When a new medical treatment comes on line, there is pressure to explain how it works. While CES has been in medical use for more than 60 years (it came into being as “electrosleep” in Europe in 1953), there has been no definitive, settled explanation of its mechanism of action. Some of the theories that are more or less active at present are as follows:

The Nervous System

The major present concept is that the body functions via a more or less hard wired nervous system. In this theoretical system, the body is neuronally wired to receive incoming stimuli via its afferent neurons, send them to the central nervous system, which then sends out response stimuli via its efferent neurons. One touches a finger accidentally to a hot surface and the finger is immediately jerked away from the hot stove, for example.

Since the neurons don’t ordinarily physically touch, the neural wiring functions via synaptic endings on the neurons in which the pre synaptic membrane discharges neurochemicals from stored vesicles into the synapse between the neurons and these stimulate receptors on the post synaptic membrane (the receiving membrane of the neuron next in line to fire) and that neuron fires the next neuron or the sensitive membrane on a muscle receptor, and so forth.

To work as efficiently as it was designed to work, all the neurons must be intact, and all the neurochemicals that are involved in the neurological firing patterns have to be in balance with all the others. If one neurochemical is out of balance, either it over fires or under fires the system for which it is responsible, in which case physical or emotional symptoms of one kind or another arise. For example, if there is not enough dopamine, Parkinson like symptoms develop. If there is not enough serotonin, depression results, etc.

Acupuncture Theories

Energy is known to flow through the collagen connective tissues of the body, and some areas of the body are more sensitive to energy incoming to that system than others. These sensitive areas are known as acupuncture points, and CES may well supply energy to that system, though not necessarily by stimulating those points directly.

CES electrodes are placed at various places on the head so that the stimulating current is allowed to pass through the head.
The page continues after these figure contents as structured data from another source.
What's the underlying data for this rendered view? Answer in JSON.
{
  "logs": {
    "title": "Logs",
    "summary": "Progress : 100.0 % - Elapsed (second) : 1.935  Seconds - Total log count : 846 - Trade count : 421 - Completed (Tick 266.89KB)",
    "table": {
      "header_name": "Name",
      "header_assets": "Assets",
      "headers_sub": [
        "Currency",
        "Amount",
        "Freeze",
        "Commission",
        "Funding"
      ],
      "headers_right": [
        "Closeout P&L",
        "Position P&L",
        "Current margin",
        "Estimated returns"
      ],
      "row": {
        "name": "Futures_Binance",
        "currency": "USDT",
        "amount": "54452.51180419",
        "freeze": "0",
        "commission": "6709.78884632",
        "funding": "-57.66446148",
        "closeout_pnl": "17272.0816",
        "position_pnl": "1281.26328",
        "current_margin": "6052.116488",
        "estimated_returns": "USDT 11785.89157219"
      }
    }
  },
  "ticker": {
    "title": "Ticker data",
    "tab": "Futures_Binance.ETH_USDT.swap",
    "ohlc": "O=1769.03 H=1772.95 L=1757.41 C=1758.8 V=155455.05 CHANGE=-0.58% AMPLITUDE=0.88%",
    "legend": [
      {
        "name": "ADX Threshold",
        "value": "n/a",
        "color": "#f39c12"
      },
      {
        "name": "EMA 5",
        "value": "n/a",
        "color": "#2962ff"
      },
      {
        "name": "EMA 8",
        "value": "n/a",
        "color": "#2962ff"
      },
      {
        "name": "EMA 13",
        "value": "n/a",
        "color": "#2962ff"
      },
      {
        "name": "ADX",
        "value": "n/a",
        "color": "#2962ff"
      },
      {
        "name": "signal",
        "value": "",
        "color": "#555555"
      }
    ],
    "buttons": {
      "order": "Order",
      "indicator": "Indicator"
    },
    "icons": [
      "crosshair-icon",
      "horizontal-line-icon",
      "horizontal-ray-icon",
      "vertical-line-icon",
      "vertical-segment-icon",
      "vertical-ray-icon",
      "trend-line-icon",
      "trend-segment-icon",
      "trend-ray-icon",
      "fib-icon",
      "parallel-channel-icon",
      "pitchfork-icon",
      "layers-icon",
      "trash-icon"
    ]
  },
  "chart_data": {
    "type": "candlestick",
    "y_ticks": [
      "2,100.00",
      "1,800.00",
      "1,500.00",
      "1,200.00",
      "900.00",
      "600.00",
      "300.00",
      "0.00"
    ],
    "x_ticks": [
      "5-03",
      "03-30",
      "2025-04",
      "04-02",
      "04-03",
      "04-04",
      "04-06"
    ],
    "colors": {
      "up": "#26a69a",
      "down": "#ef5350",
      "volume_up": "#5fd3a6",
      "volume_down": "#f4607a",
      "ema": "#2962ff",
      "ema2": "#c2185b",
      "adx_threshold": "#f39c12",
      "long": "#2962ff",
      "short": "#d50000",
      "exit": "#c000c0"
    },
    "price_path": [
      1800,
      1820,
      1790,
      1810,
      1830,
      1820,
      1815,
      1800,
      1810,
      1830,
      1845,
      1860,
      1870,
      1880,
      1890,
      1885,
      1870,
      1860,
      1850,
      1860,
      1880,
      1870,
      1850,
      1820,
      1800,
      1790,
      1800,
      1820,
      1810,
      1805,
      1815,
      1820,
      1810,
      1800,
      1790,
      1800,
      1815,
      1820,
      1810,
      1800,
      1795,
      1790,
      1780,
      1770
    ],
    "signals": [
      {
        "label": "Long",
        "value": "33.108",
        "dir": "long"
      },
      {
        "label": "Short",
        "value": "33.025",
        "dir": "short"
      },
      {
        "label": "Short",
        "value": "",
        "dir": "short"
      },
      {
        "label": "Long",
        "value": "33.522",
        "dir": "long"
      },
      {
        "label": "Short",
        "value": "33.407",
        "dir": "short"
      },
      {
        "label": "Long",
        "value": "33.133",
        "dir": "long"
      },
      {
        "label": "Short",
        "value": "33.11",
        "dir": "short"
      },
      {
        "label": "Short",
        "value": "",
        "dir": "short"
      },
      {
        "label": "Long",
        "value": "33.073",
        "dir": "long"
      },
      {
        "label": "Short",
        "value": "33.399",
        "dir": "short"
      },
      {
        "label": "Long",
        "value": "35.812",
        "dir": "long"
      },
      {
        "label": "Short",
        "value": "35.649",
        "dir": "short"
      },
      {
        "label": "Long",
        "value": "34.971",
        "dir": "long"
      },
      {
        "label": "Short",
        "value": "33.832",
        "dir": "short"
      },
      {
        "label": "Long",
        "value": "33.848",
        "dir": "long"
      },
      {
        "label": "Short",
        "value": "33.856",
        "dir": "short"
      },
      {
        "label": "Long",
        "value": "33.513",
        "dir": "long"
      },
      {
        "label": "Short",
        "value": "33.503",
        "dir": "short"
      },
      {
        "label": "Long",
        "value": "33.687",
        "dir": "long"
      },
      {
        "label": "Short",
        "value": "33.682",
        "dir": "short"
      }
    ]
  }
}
CES current has been shown to spread around the head and scalp while also going through the entire brain, though canalizing alongthe limbic, or “emotion” brain.

As anyone knows who has placed CES electrodes on the mastoid processes behind the ears and turned the current up, one tends to get an involuntary grin when the current spreads to the facial muscles, and similarly, there can be light flashes keeping time with the CES pulse as the energy passes through the ocular apparatus in the eyes. For this reason, it is very likely that any acupuncture points on or about the head would receive sufficient stimulation, wherever they are located, to respond to CES stimulation. For example,in some therapeutic strategies, several of those points on the face are said to be dramatically activated by merely softlytapping on them with the finger tips.